Applying to college as a veteran comes with challenges that most high schoolers don’t have to worry about. The Warrior-Scholar Project, or WSP, hopes to ease these challenges for veterans to achieve their academic goals.
Student veterans face unique challenges — 47% are married or have kids and only around 15% are traditionally aged college students, according to the U.S. Department of Veterans Affairs. The Warrior-Scholar Project is a nonprofit organization that partners with colleges and universities to host one and two week bootcamps as a resource to help transitioning servicemen and veterans reach their educational goals. From June 18 to July 2, the WSP held a humanities and science, technology, engineering and mathematics, or STEM, bootcamp at Texas A&M, with the first week being dedicated to the humanities and the second focusing on STEM.
Ryan Pavel, the CEO of the WSP, said the first bootcamp was at Yale University in 2012 with the goal of giving veterans experience they need to be successful in college.
“We want [the veterans] to succeed, so WSP is equipping them with the tools and modalities necessary to succeed in higher education,” Pavel said. “Originally, it was just humanities, and then in 2015, we added the STEM component, which is the program that we have at TAMU.”
The WSP offers both in-person and online bootcamps, Pavel said. Anyone interested in attending a camp can visit the WSP website to sign up.
“The application portal will remain open, so anybody can go and fill out an interest form, which is very basic information. This includes [your] name, what kind of program you’re interested in, where you are in the transition process and contact information,” Pavel said. “It’s a three or four minute initial stage application and then we talk to students and figure out how we can help you get to where you need to be.”
Pavel said, for the future of WSP, he would like to continue growing the project and find more accessible ways to bring the bootcamps to veterans.
“This summer, we will serve just shy of 400 student veterans across all of our bootcamps,” Pavel said. “There’s about 180,000 people that left the service last year, so subtracting the number that we’re serving and the number that’s available to serve is enormous. Another part of our strategy has to be a different modality of our programming, which is lower impact, but more accessible”
James Chirdo, an advisor in the Military Admissions Department at A&M, said there is a sizable student veteran population at A&M they assist through the semester.
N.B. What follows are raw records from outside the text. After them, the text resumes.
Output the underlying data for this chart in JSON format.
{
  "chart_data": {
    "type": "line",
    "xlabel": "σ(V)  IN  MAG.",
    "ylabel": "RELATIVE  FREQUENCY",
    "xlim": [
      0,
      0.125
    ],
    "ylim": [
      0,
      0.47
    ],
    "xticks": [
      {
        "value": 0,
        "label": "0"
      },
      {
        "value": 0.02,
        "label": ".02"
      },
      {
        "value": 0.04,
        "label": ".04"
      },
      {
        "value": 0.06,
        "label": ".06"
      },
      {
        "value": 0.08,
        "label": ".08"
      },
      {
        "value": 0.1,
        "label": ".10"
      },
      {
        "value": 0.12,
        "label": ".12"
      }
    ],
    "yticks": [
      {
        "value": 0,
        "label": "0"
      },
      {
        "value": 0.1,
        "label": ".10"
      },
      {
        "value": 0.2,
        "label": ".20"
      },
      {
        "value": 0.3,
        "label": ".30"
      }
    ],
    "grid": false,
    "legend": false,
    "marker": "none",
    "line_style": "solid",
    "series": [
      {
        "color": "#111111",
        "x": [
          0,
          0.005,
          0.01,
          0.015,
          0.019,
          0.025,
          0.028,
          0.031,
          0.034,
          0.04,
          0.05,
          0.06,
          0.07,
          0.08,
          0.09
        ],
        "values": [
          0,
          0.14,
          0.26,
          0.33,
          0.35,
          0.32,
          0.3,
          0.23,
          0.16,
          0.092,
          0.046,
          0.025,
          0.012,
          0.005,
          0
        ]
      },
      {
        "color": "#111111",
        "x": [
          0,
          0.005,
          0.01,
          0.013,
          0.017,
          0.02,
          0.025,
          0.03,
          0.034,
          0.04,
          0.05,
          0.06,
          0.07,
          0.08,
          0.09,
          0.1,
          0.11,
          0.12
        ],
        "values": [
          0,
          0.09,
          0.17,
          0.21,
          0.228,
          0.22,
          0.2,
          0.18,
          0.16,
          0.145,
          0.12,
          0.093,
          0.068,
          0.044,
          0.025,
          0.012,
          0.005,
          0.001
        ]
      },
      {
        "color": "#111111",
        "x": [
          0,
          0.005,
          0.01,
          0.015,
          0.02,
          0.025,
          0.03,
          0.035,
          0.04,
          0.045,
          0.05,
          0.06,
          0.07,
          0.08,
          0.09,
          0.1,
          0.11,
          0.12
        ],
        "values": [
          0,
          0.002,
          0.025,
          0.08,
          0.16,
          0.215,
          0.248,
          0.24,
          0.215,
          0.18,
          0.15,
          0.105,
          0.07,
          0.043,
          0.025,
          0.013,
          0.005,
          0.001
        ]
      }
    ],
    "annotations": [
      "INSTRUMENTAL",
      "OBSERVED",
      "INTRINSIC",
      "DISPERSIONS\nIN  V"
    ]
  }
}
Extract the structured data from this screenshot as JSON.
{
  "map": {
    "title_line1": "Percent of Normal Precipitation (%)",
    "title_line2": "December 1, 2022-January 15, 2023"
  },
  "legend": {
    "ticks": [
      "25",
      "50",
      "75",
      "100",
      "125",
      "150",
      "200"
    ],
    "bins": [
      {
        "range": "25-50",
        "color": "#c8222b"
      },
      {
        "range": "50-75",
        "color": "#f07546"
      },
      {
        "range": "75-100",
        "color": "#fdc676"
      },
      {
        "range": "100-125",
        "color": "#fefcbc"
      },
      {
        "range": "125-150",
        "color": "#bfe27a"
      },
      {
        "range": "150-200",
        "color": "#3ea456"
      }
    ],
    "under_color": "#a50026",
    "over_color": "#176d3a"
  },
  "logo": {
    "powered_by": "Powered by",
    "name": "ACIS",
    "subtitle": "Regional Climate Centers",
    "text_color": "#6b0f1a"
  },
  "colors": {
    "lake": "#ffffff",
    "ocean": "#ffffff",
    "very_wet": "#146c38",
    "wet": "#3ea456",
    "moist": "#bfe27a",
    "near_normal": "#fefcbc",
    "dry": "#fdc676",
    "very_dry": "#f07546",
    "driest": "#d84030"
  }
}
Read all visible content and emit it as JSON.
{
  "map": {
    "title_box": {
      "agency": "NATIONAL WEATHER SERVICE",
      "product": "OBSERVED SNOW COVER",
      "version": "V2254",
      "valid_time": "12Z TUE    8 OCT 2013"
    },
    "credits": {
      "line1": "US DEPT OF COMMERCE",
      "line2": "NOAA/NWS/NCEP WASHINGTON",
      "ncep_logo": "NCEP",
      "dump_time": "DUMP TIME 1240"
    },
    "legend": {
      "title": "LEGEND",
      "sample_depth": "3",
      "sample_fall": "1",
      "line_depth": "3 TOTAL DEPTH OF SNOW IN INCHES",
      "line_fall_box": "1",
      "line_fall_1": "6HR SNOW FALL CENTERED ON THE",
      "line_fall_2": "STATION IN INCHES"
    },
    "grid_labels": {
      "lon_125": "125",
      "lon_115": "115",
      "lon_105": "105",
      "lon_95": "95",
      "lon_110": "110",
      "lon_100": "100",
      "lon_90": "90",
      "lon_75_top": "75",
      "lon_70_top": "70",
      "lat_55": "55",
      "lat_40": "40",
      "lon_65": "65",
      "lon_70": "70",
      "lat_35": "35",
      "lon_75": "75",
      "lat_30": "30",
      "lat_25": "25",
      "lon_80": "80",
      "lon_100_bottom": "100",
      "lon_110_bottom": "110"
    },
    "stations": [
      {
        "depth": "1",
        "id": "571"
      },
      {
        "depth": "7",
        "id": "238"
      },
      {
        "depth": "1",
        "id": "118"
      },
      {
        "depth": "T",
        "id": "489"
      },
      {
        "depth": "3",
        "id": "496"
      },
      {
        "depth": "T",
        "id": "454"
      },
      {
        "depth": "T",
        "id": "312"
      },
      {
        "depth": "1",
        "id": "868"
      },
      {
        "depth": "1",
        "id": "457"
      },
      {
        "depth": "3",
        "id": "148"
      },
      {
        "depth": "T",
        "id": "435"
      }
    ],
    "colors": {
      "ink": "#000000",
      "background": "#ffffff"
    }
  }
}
“[A&M] ha[s] just over 1,200 student veterans on campus enrolled,” Chirdo said. “The Military Admissions Department is inside of the Veterans Resource and Support Center and has a wide variety of resources and scholarships available that they can utilize for free.”
Chirdo said A&M and the department partnered with the WSP for their two week bootcamp, allowing veterans a chance to experience a college classroom.
“[The WSP] brings them to campuses like Texas A&M and gives them two weeks of a trial run at higher education,” Chirdo said. “We run them through with English professors and history professors … and then the second week we get into STEM week with professors from astronomy and physics. They have a couple of research projects that they do in group projects and work on throughout the week and then do presentations at the end.”
For students on campus who want to help veterans, Chirdo said there are opportunities to volunteer with the department and make A&M’s campus a welcoming place.
“There are a lot of different programs at the Veteran Resource and Support center, like the Aggie Shield textbook learning library. We have student groups and students, both military and non-military, that come together to run them,” Chirdo said. “We also do a Vet Camp, so when veterans do come into school, we bring together all of our resources to make sure they’re aware of them. This also allows students to volunteer and connect with veterans and, essentially, network.”
Accounting senior Robert Liu said he served in the Marine Corps at a base in Miramar, California, but after leaving, struggled to find a job in the accounting field.
“After I got out of the military, I was looking for an accounting job or any job in the business world and I quickly realized that I don’t really know the business language,” Liu said. “On top of that, I didn’t know how everything worked. I went through the Warrior-Scholar Project in 2018 and it gave me the confidence to apply for school.”
Some of the challenges Liu said he faced while applying for college were a lack of resources and the stigma around leaving the Marine Corps.
“We were told in a way that the Marine Corps is the greatest thing that you ever do, so if you leave the Marine Corps, it’s uphill from there,” Liu said. “There weren’t a lot of transitioning resources, so the Warrior Scholar Project provided that skill bridge from the military to academia.”
Liu said he now acts as a mentor to veterans in WSP bootcamps, including the A&M bootcamp, to assist veterans in achieving their academic goals.
“I’m here to help inspire all the veterans and military members and make them realize this is doable,” Liu said. “There are a lot of us in four-year institutions, Ivy league, or whatever school they want [to attend]. It’s all possible, so everything in the world that you want to do, you can do it.”